Il mattina dopo, felice e ben più
rilassato, si recò come d’accordo a prelevare la suocera all’ospizio per
raggiungere insieme la famigliola al mare. Tutto bene, fino al momento in cui,
il suo occhio cadde attratto come un metallo dal magnete da una sconosciuta e
variopinta scarpa appoggiata sul sedile posteriore della sua auto.
“Vuoi che sia
la scarpa di quel…che se la sia tolta per…perché mai avrebbe dovuto farlo…no,
no, no le sarà caduta nell’uscire…certo, ma come è finita la dietro?”

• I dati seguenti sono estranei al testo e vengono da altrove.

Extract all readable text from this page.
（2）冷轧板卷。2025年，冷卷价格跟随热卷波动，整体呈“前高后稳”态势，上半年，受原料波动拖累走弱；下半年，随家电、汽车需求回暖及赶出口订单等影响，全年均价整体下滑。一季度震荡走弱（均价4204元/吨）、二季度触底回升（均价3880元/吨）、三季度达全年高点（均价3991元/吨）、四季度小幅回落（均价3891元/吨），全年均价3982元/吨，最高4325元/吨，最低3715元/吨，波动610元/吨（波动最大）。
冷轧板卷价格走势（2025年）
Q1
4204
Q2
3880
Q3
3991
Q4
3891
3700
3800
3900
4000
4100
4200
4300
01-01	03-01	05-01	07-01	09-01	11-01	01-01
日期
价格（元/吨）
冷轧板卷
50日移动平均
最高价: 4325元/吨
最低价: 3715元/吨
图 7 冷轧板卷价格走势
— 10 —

Guidava e a monosillabe rispondeva all’anziana che aveva
iniziato a parlare. Si lamentava di tutto, della pensione che non le bastava,
dell’ospizio dove viveva, del cibo, della carne dura, del pane vecchio. Doveva
far sparire quella scarpa.
Con la scusa di aver bucato una gomma si fermò, aprì
il portellone, distrasse la vetusta con un gioco di parole che la lasciò
interdetta e, veloce come una faina nella boscaglia la mattina presto dove non
si vede ad un passo, si catapultò sul sedile, afferrò la scarpa e la gettò
fuori bordo prima che l’arcaica se ne potesse accorgere.
Rasserenato ripartì.
L’aveva scampata per un miracolo: ma per la
concitazione, la tensione, o l’euforia di quel momento un particolare gli
sfuggì. La scarpa era piuttosto grande, almeno un 44/45.
“Sarà mica
stato un travestito” gli scappò ad
alta voce
“Chi?” rispose interdetta la vecchia.
Iniziarono cinque minuti di fuoco nei quali dovette
tenere a bada l’ancestrale e contemporaneamente domandarsi come avesse potuto
scambiare quella rossa per una donna e soprattutto farsi fare quello che si era
fatto fare. Il viaggio poi, dopo quei momenti caldi, proseguì in un silenzio
irreale. Ma dentro la sua testa un turbine di domande roteava implacabile quasi
a farlo impazzire.
Bastò però arrivare a destinazione per risolvere ogni
dubbio. Scese dall’auto per salutare i bambini e mentre abbracciava la moglie
s’accorse che l’obsoleta s’attardava in macchina perché intenta nella ricerca
della sua scarpa destra che misteriosamente era scomparsa. Attimi di terrore:
s’inventò un diversivo.
Tentò di far ricadere sulla suocera ogni elemento
negativo che potesse mettere sotto cattiva luce la sua integrità morale e/o
fisica. Insomma, una donna di quell’età che porta scarpe di quel genere non
poteva che essere oramai cerebralmente fritta, la moglie però lo bloccò
mettendolo al corrente della verità. Quelle scarpe erano sua, qualche mese
prima le aveva prestate alla madre perché la rendevano più giovane e alla moda.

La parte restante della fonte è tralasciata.